I want to apologize for what’s about to happen. I’m going to geek out pretty bad. I’m going to call Shannon Källåker a genius and imply that she deserves a nobel prize in every category. And I’m sorry, but I just can’t help it. Because Källåker is opening a culinary incubator and it’s maybe the best idea I’ve ever heard, including my own idea: drive-thru grocery store.
What’s a culinary incubator? “It’s a place where someone can get their food-based business started,” Källåker explains. This someone could be a farmers’ market vendor looking to get distribution. It could be a baker hoping to get into the wedding business. It could be a home cook wanting to make some money on the side. All of these people need a place to cook and help getting their business off the ground. “We want to help people a little bit, help them find their place and the things they need to do to start their business,” Källåker says.
When the Lemon and Sage building is completed this summer, it will include eight kitchen stations and professional equipment, all licensed, that cooks can use to produce their products. The building will also include a storefront where members can sell their goods. “We want our store to be like a year-round, indoor farmers’ market that provides fresh, quality food to the community,” Källåker says, then adds, “Anyone, not just people using our kitchens, can apply to have their products featured in our store.”

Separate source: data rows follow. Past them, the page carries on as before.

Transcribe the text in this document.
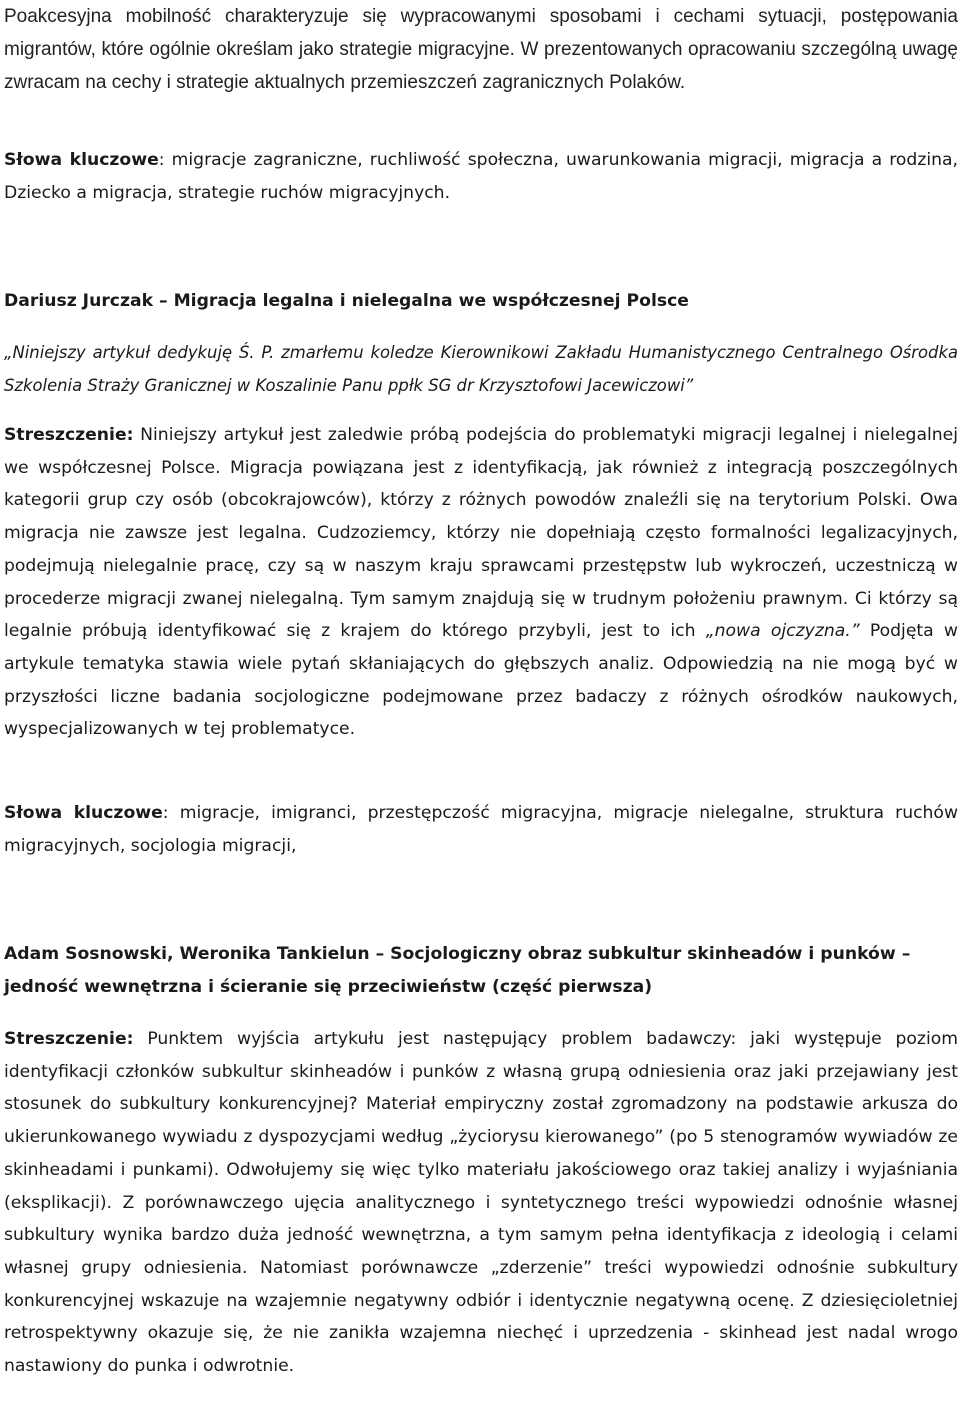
Poakcesyjna mobilność charakteryzuje się wypracowanymi sposobami i cechami sytuacji, postępowania migrantów, które ogólnie określam jako strategie migracyjne. W prezentowanych opracowaniu szczególną uwagę zwracam na cechy i strategie aktualnych przemieszczeń zagranicznych Polaków.
Słowa kluczowe: migracje zagraniczne, ruchliwość społeczna, uwarunkowania migracji, migracja a rodzina, Dziecko a migracja, strategie ruchów migracyjnych.
Dariusz Jurczak – Migracja legalna i nielegalna we współczesnej Polsce
„Niniejszy artykuł dedykuję Ś. P. zmarłemu koledze Kierownikowi Zakładu Humanistycznego Centralnego Ośrodka Szkolenia Straży Granicznej w Koszalinie Panu ppłk SG dr Krzysztofowi Jacewiczowi”
Streszczenie: Niniejszy artykuł jest zaledwie próbą podejścia do problematyki migracji legalnej i nielegalnej we współczesnej Polsce. Migracja powiązana jest z identyfikacją, jak również z integracją poszczególnych kategorii grup czy osób (obcokrajowców), którzy z różnych powodów znaleźli się na terytorium Polski. Owa migracja nie zawsze jest legalna. Cudzoziemcy, którzy nie dopełniają często formalności legalizacyjnych, podejmują nielegalnie pracę, czy są w naszym kraju sprawcami przestępstw lub wykroczeń, uczestniczą w procederze migracji zwanej nielegalną. Tym samym znajdują się w trudnym położeniu prawnym. Ci którzy są legalnie próbują identyfikować się z krajem do którego przybyli, jest to ich „nowa ojczyzna.” Podjęta w artykule tematyka stawia wiele pytań skłaniających do głębszych analiz. Odpowiedzią na nie mogą być w przyszłości liczne badania socjologiczne podejmowane przez badaczy z różnych ośrodków naukowych, wyspecjalizowanych w tej problematyce.
Słowa kluczowe: migracje, imigranci, przestępczość migracyjna, migracje nielegalne, struktura ruchów migracyjnych, socjologia migracji,
Adam Sosnowski, Weronika Tankielun – Socjologiczny obraz subkultur skinheadów i punków – jedność wewnętrzna i ścieranie się przeciwieństw (część pierwsza)
Streszczenie: Punktem wyjścia artykułu jest następujący problem badawczy: jaki występuje poziom identyfikacji członków subkultur skinheadów i punków z własną grupą odniesienia oraz jaki przejawiany jest stosunek do subkultury konkurencyjnej? Materiał empiryczny został zgromadzony na podstawie arkusza do ukierunkowanego wywiadu z dyspozycjami według „życiorysu kierowanego” (po 5 stenogramów wywiadów ze skinheadami i punkami). Odwołujemy się więc tylko materiału jakościowego oraz takiej analizy i wyjaśniania (eksplikacji). Z porównawczego ujęcia analitycznego i syntetycznego treści wypowiedzi odnośnie własnej subkultury wynika bardzo duża jedność wewnętrzna, a tym samym pełna identyfikacja z ideologią i celami własnej grupy odniesienia. Natomiast porównawcze „zderzenie” treści wypowiedzi odnośnie subkultury konkurencyjnej wskazuje na wzajemnie negatywny odbiór i identycznie negatywną ocenę. Z dziesięcioletniej retrospektywny okazuje się, że nie zanikła wzajemna niechęć i uprzedzenia - skinhead jest nadal wrogo nastawiony do punka i odwrotnie.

In addition to a licensed facility in which members can cook, guidance for launching their business, and a storefront where they can sell their products, members also benefit from the Lemon and Sage marketing efforts. “We’re offering services that include social media promotion of members’ businesses and profiles on our website,” Källåker says.
This whole brilliant endeavor started when Källåker’s daughter decided to live in Italy as a foreign exchange student and needed to raise money to get there. Källåker, an avid homecook, suggested they make food to sell for a fundraiser, but upon looking into the rules for a home kitchen, learned that the requirements were difficult if not impossible to meet. No kids or pets in the kitchen. The kitchen must be inspected. And so on and so forth. It’s a real bummer for those who like to cook, would like to make some dough (get it?), but also have, you know, a family living in their home. So Källåker and her husband got to talking and decided that a kitchen incubator was “a really cool idea for a business.” They were 100% correct. So they started putting their ideas together and then started construction on their facility located in historic downtown Springville.
“We hope that it catches on,” Källåker says. “We hope that we can help a lot of people to realize their own ambitions and get them up and running.” Lemon and Sage offers a tiered membership plan. Members can rent a kitchen for as much as 80 hours a month or as little as 20, or rent kitchens at a drop-in $30 an hour rate. Källåker is offering discounted start-up pricing for the first six months to help members get their business off the ground. “We’re open to anyone and open to their ideas,” she says.
So if you’ll excuse me, it’s time for me to go live my dream and move to Springville, and someday, when Martha Stewart asks me where I got my start, I’ll say, “Lemon and Sage Artisan Kitchens, Bakery and Market.”